Buchungssätze – das A und O eines jeden Buchhalters

Die Buchungssätze sind sehr wichtige Bestandteile der Buchhaltung, die jeder Buchhalter unbedingt beherrschen sollte und auch muss. Sie werden für die sogenannte doppelte Buchführung zwingend benötigt.

Wer sich in seinem Leben schon einmal mit der Buchführung auseinander gesetzt hat, der wird sicherlich festgestellt haben, um die so genannten Buchungssätze nicht herum zu kommen. Es handelt sich hierbei um Buchungsanweisungen für die doppelte Buchführung. Jeder Buchhalter und Steuerberater muss demnach die Buchungssätze beherrschen. Sie sind unumgänglicher Bestandteil der Ausbildung und werden auf jeden Fall in jeder Prüfung, egal ob mündlich oder schriftlich, abgefragt.

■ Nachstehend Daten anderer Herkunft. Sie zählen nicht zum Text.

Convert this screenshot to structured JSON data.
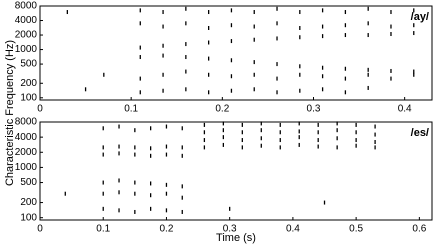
{
  "chart_data": [
    {
      "type": "scatter",
      "annotation": "/ay/",
      "ylabel": "Characteristic Frequency (Hz)",
      "xlim": [
        0,
        0.43
      ],
      "xticks": [
        0,
        0.1,
        0.2,
        0.3,
        0.4
      ],
      "ylim": [
        90,
        8000
      ],
      "log_y": true,
      "yticks": [
        100,
        200,
        500,
        1000,
        2000,
        4000,
        8000
      ],
      "color": "#000000",
      "x": [
        0.03,
        0.07,
        0.05,
        0.11,
        0.11,
        0.11,
        0.11,
        0.11,
        0.11,
        0.135,
        0.135,
        0.135,
        0.135,
        0.135,
        0.135,
        0.16,
        0.16,
        0.16,
        0.16,
        0.16,
        0.16,
        0.185,
        0.185,
        0.185,
        0.185,
        0.185,
        0.185,
        0.21,
        0.21,
        0.21,
        0.21,
        0.21,
        0.21,
        0.235,
        0.235,
        0.235,
        0.235,
        0.235,
        0.235,
        0.26,
        0.26,
        0.26,
        0.26,
        0.26,
        0.26,
        0.285,
        0.285,
        0.285,
        0.285,
        0.285,
        0.285,
        0.31,
        0.31,
        0.31,
        0.31,
        0.31,
        0.31,
        0.335,
        0.335,
        0.335,
        0.335,
        0.335,
        0.335,
        0.36,
        0.36,
        0.36,
        0.36,
        0.36,
        0.36,
        0.385,
        0.385,
        0.385,
        0.385,
        0.385,
        0.41,
        0.41,
        0.41,
        0.41,
        0.41
      ],
      "y": [
        6000,
        300,
        150,
        6500,
        3500,
        1100,
        700,
        250,
        130,
        6000,
        3000,
        1200,
        750,
        300,
        140,
        7000,
        3500,
        1300,
        700,
        350,
        150,
        6000,
        2800,
        1400,
        650,
        300,
        130,
        6500,
        3200,
        1500,
        600,
        280,
        140,
        6000,
        3000,
        1600,
        550,
        300,
        150,
        7000,
        3500,
        1700,
        500,
        250,
        130,
        6000,
        2800,
        1800,
        450,
        300,
        140,
        6500,
        3000,
        1900,
        420,
        280,
        150,
        6000,
        3200,
        2000,
        400,
        250,
        130,
        7000,
        3500,
        2000,
        380,
        300,
        160,
        6000,
        3000,
        2100,
        360,
        250,
        6500,
        3200,
        2200,
        350,
        300
      ]
    },
    {
      "type": "scatter",
      "annotation": "/es/",
      "xlabel": "Time (s)",
      "xlim": [
        0,
        0.62
      ],
      "xticks": [
        0,
        0.1,
        0.2,
        0.3,
        0.4,
        0.5,
        0.6
      ],
      "ylim": [
        90,
        8000
      ],
      "log_y": true,
      "yticks": [
        100,
        200,
        500,
        1000,
        2000,
        4000,
        8000
      ],
      "color": "#000000",
      "x": [
        0.04,
        0.3,
        0.45,
        0.1,
        0.1,
        0.1,
        0.1,
        0.1,
        0.1,
        0.125,
        0.125,
        0.125,
        0.125,
        0.125,
        0.125,
        0.15,
        0.15,
        0.15,
        0.15,
        0.15,
        0.15,
        0.175,
        0.175,
        0.175,
        0.175,
        0.175,
        0.175,
        0.2,
        0.2,
        0.2,
        0.2,
        0.2,
        0.2,
        0.225,
        0.225,
        0.225,
        0.225,
        0.225,
        0.225,
        0.26,
        0.26,
        0.26,
        0.26,
        0.29,
        0.29,
        0.29,
        0.29,
        0.32,
        0.32,
        0.32,
        0.32,
        0.35,
        0.35,
        0.35,
        0.35,
        0.38,
        0.38,
        0.38,
        0.38,
        0.41,
        0.41,
        0.41,
        0.41,
        0.44,
        0.44,
        0.44,
        0.44,
        0.47,
        0.47,
        0.47,
        0.47,
        0.5,
        0.5,
        0.5,
        0.5,
        0.53,
        0.53,
        0.53,
        0.53
      ],
      "y": [
        300,
        150,
        200,
        6000,
        2500,
        1800,
        500,
        300,
        150,
        6500,
        2600,
        1900,
        550,
        320,
        140,
        5500,
        2500,
        1800,
        500,
        300,
        130,
        6000,
        2400,
        1700,
        480,
        280,
        150,
        6500,
        2600,
        1800,
        450,
        300,
        140,
        6000,
        2500,
        1700,
        420,
        250,
        130,
        7000,
        5000,
        3500,
        2500,
        7500,
        5500,
        4000,
        2800,
        7000,
        5000,
        3500,
        2500,
        7500,
        5500,
        3800,
        2700,
        7000,
        5000,
        3500,
        2500,
        7500,
        5200,
        4000,
        2800,
        7000,
        5000,
        3500,
        2600,
        7500,
        5500,
        3800,
        2500,
        7000,
        5000,
        3500,
        2700,
        6500,
        4500,
        3200,
        2500
      ]
    }
  ]
}
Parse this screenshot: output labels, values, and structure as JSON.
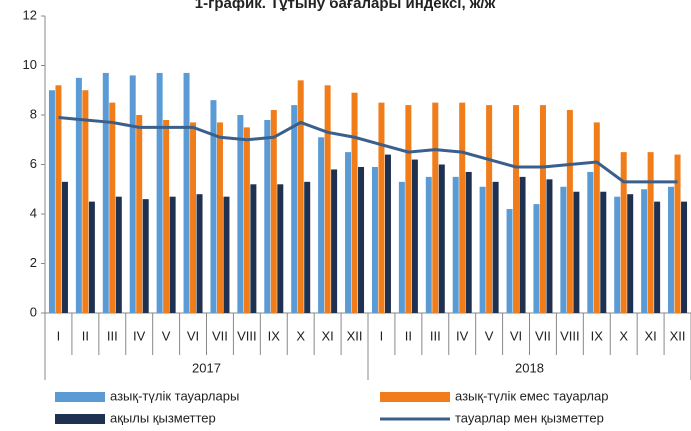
{
  "chart_data": {
    "type": "bar",
    "title": "1-график. Тұтыну бағалары индексі, ж/ж",
    "categories": [
      "I",
      "II",
      "III",
      "IV",
      "V",
      "VI",
      "VII",
      "VIII",
      "IX",
      "X",
      "XI",
      "XII",
      "I",
      "II",
      "III",
      "IV",
      "V",
      "VI",
      "VII",
      "VIII",
      "IX",
      "X",
      "XI",
      "XII"
    ],
    "groups": [
      "2017",
      "2018"
    ],
    "ylim": [
      0,
      12
    ],
    "yticks": [
      0,
      2,
      4,
      6,
      8,
      10,
      12
    ],
    "series": [
      {
        "name": "азық-түлік тауарлары",
        "color": "#5b9bd5",
        "type": "bar",
        "values": [
          9.0,
          9.5,
          9.7,
          9.6,
          9.7,
          9.7,
          8.6,
          8.0,
          7.8,
          8.4,
          7.1,
          6.5,
          5.9,
          5.3,
          5.5,
          5.5,
          5.1,
          4.2,
          4.4,
          5.1,
          5.7,
          4.7,
          5.0,
          5.1
        ]
      },
      {
        "name": "азық-түлік емес тауарлар",
        "color": "#f07c1a",
        "type": "bar",
        "values": [
          9.2,
          9.0,
          8.5,
          8.0,
          7.8,
          7.7,
          7.7,
          7.5,
          8.2,
          9.4,
          9.2,
          8.9,
          8.5,
          8.4,
          8.5,
          8.5,
          8.4,
          8.4,
          8.4,
          8.2,
          7.7,
          6.5,
          6.5,
          6.4
        ]
      },
      {
        "name": "ақылы қызметтер",
        "color": "#1f3150",
        "type": "bar",
        "values": [
          5.3,
          4.5,
          4.7,
          4.6,
          4.7,
          4.8,
          4.7,
          5.2,
          5.2,
          5.3,
          5.8,
          5.9,
          6.4,
          6.2,
          6.0,
          5.7,
          5.3,
          5.5,
          5.4,
          4.9,
          4.9,
          4.8,
          4.5,
          4.5
        ]
      },
      {
        "name": "тауарлар мен қызметтер",
        "color": "#3b5f8c",
        "type": "line",
        "values": [
          7.9,
          7.8,
          7.7,
          7.5,
          7.5,
          7.5,
          7.1,
          7.0,
          7.1,
          7.7,
          7.3,
          7.1,
          6.8,
          6.5,
          6.6,
          6.5,
          6.2,
          5.9,
          5.9,
          6.0,
          6.1,
          5.3,
          5.3,
          5.3
        ]
      }
    ]
  }
}
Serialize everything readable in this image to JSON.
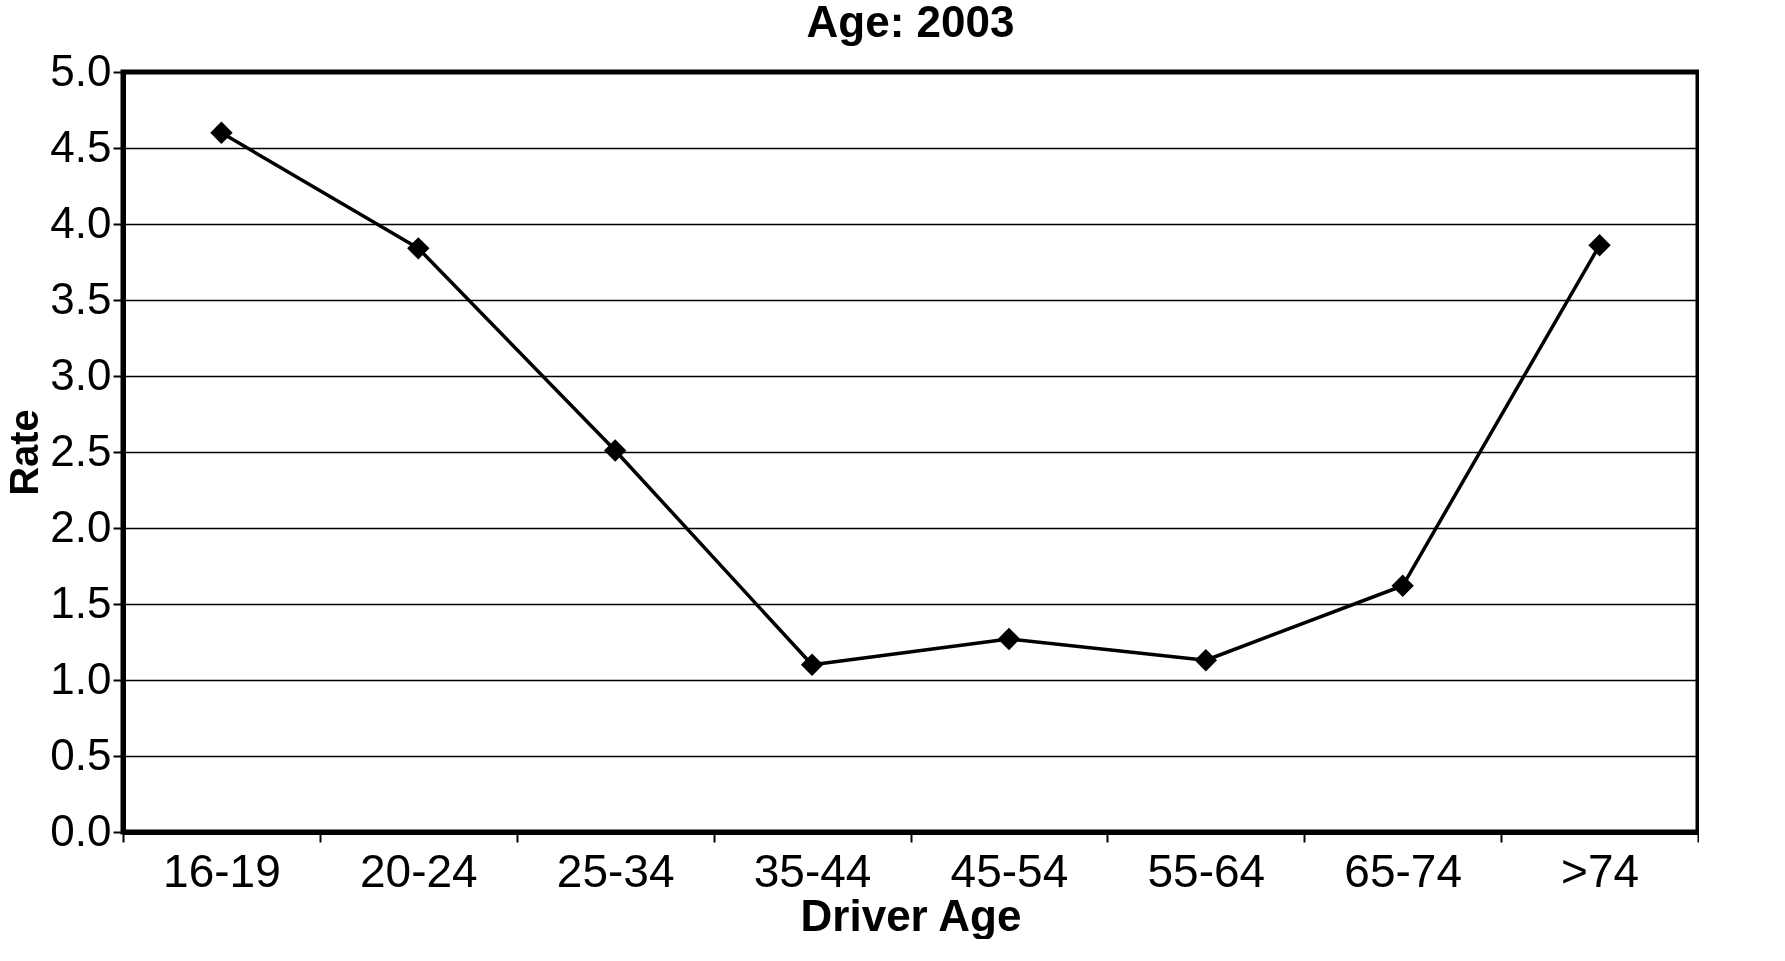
{
  "chart_data": {
    "type": "line",
    "title": "Age: 2003",
    "xlabel": "Driver Age",
    "ylabel": "Rate",
    "categories": [
      "16-19",
      "20-24",
      "25-34",
      "35-44",
      "45-54",
      "55-64",
      "65-74",
      ">74"
    ],
    "series": [
      {
        "color": "#000000",
        "values": [
          4.6,
          3.84,
          2.51,
          1.1,
          1.27,
          1.13,
          1.62,
          3.86
        ]
      }
    ],
    "ylim": [
      0,
      5
    ],
    "yticks": [
      {
        "value": 0,
        "label": "0.0"
      },
      0.5,
      {
        "value": 1,
        "label": "1.0"
      },
      1.5,
      {
        "value": 2,
        "label": "2.0"
      },
      2.5,
      {
        "value": 3,
        "label": "3.0"
      },
      3.5,
      {
        "value": 4,
        "label": "4.0"
      },
      4.5,
      {
        "value": 5,
        "label": "5.0"
      }
    ],
    "grid": "y",
    "marker": "diamond",
    "line_style": "solid"
  }
}
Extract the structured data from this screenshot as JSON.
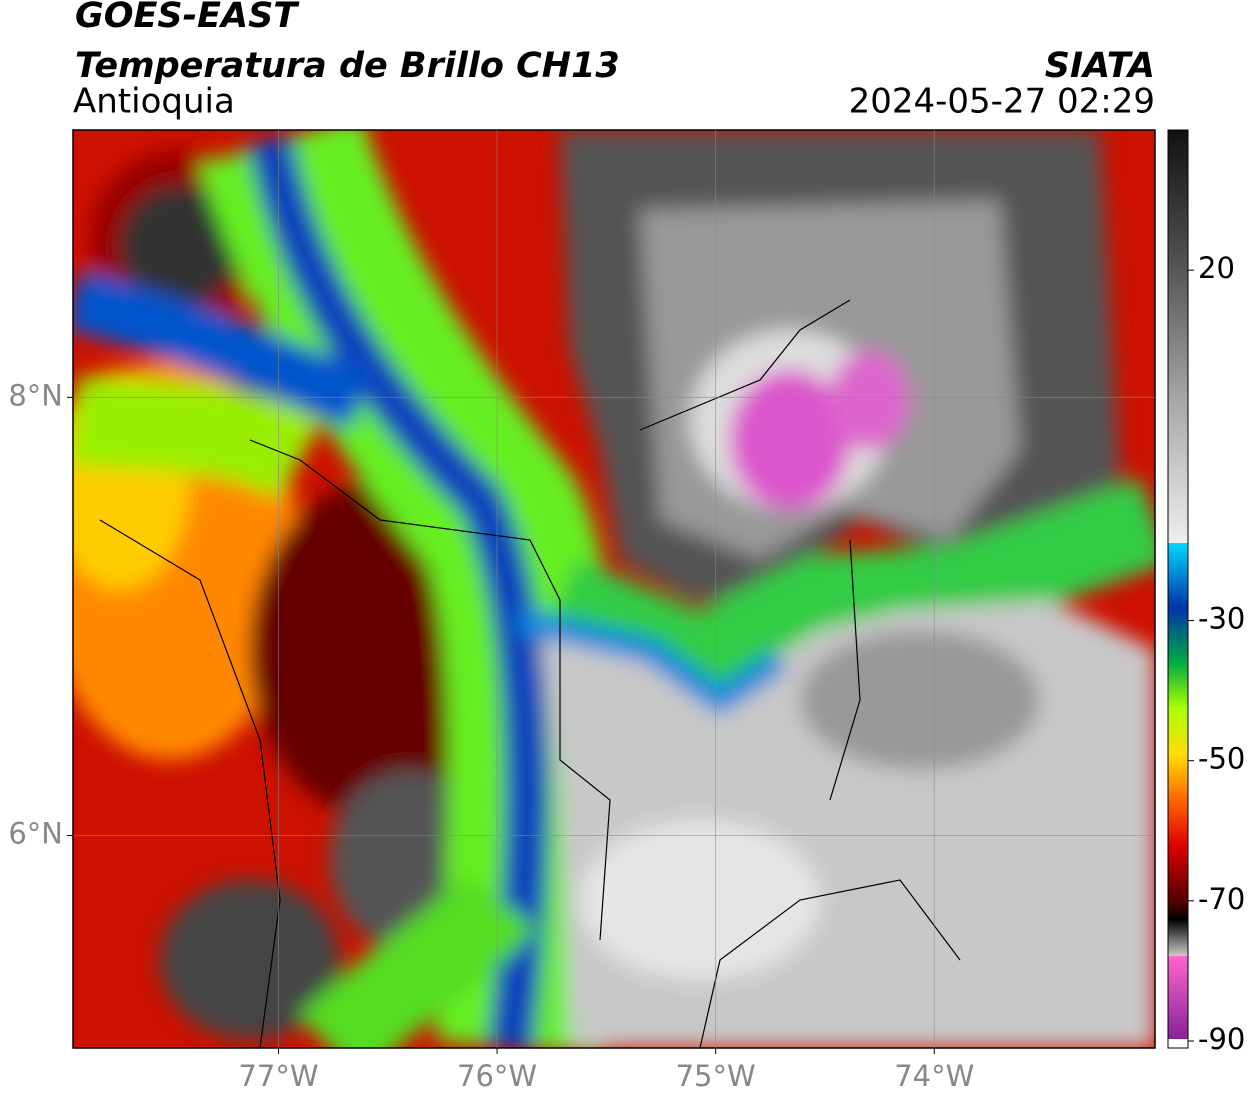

Mittels des Buchungssatzes wird festgelegt, welcher Betrag auf welches Konto gebucht werden soll, denn vor allem in Unternehmen gibt es davon mehr als genug. Ein Unternehmen, welches mit nur einem Konto auskommt, gibt es definitiv nicht. Vor jeder Buchung muss der Buchungssatz auf dem jeweiligen Beleg in schriftlicher Form festgehalten werden. Der Fachbegriff für diesen Vorgang nennt sich Kontierung.

Die einzelnen Buchungssätze werden während des Buchungsvorganges in das sogenannte Journal (oder auch Grundbuch) eingetragen. Von äußerster Wichtigkeit ist, dass diese Buchung in chronologischer Reihenfolge erfolgt. Anschließend folgt der zweite Schritt, in dem die Liste der Buchungssätze des Journals in das Hauptbuch eingetragen wird. Zu den Daten, die hierbei nicht fehlen dürfen, gehören unter anderem das Datum sowie die Nummer des Beleges.

Generell lautet die Formel eines Buchungssatzes „Soll an Haben“. Mit „Soll“ wird die linke Seite des Kontos und mit „Haben“ die rechte Seite bezeichnet. Beide Seiten des Kontos werden mit ein und demselben Betrag angesprochen. Der einzige Unterschied ist, dass die eine Seite belastet und die andere „bereichert“ wird. Für die Buchführung ist es besonders wichtig, dass „Soll“ und „Haben“ nicht miteinander vertauscht werden. Im Falle einer Prüfung könnte dies fatale Folgen haben. Deshalb werden Buchführer von Anfang an auf das Lernen des korrekten Buchungssatzes getrimmt. Durchaus kann es auch sein, dass ein Geschäftsvorfall nicht nur zwei, sondern auch mehr Konten anspricht. In diesem Fall muss ein zusammengesetzter Buchungssatz zur Anwendung kommen.